This page lists all the various symbols in the Emblems category.
An emblem is an abstract or representational pictorial image that represents a concept, like a moral truth, or an allegory, or a person, like a king or saint.
Although words emblem and symbol are often used interchangeably, an emblem is a pattern that is used to represent an idea or an individual. An emblem crystallizes in concrete, visual terms some abstraction: a deity, a tribe or nation, or a virtue or vice.
Symbols in this category:
The coat of arms of Albania is an adaptation of the flag of Albania. It is based on the seal of Gjergj Kastriot Skanderbeg. The emblem above the head of the two-headed eagle is the helmet of Skanderbeg, surmounted with billy goats' horns.
The emblem has dimensions of 1:1.5. It is sometimes considered to violate the rule of tincture, because in English and French heraldry, sable (black) is considered a colour, whereas elsewhere it is often considered a fur.

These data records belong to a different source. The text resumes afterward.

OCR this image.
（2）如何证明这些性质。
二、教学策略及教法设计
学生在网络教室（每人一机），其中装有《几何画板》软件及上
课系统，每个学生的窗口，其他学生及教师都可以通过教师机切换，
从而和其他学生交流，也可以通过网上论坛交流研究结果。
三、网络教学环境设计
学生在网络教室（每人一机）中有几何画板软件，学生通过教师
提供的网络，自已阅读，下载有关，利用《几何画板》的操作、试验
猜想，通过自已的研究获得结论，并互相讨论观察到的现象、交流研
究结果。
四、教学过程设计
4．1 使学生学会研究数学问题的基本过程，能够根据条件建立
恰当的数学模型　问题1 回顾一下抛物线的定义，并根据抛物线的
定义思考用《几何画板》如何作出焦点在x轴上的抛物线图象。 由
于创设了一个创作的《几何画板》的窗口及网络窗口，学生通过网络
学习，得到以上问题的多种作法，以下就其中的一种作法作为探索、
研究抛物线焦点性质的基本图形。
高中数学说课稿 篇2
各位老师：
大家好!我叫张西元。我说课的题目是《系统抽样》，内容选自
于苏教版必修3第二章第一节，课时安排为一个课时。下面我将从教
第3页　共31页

The coat of arms of Andorra has existed for centuries. This coat of arms has been the national coat of arms of Andorra since 1969. Below the shield arms stands Andorra's national motto Virtus Unita Fortior (Latin for United virtue is stronger). The coat of arms also appears on the flag of Andorra.
The coat of arms of Antigua and Barbuda was designed in 1966 by Gordon Christopher. It was officially introduced on 16 February 1967. The symbolism of the arms is more complex than that found on the Flag of Antigua and Barbuda, but many elements are similar.
The coat of arms of Argentina (Spanish: Escudo de la República Argentina) was established in its current form in 1944, but has its origins in the seal of the General Constituent Assembly of 1813. It is supposed that it was chosen quickly because of the existence of a decree signed on February 22 sealed with the symbol. The first mention of it in a public document dates to March 12 of that same year, in which it is stated that the seal had to be used by the executive power, that is, the second triumvirate. On April 13 the National Assembly coined the new silver and gold coins, each with the seal of the assembly on the reverse, and on April 27 the coat of arms became a national emblem. Although the coat of arms is not currently shown on flags, the Buenos Aires-born military leader Manuel Belgrano ordered to paint it over the flag he gave to the city of San Salvador de Jujuy, and during the Argentine War of Independence most flags had the coat of arms.
The coat of arms of Australia (formally known as Commonwealth Coat of Arms) is the official symbol of Australia. The initial coat of arms was granted by King Edward VII on 7 May 1908, and the current version was granted by King George V on 19 September 1912, although the 1908 version continued to be used in some contexts, notably appearing on the sixpenny coin until 1966.
The current coat of arms of Austria, albeit without the broken chains, has been in use by the Republic of Austria since 1919. Between 1934 and the German annexation in 1938 Austria used a different coat of arms, which consisted of a double-headed eagle. The establishment of the Second Republic in 1945 saw the return of the original (First Republic) arms, with broken chains added to symbolise Austria's liberation.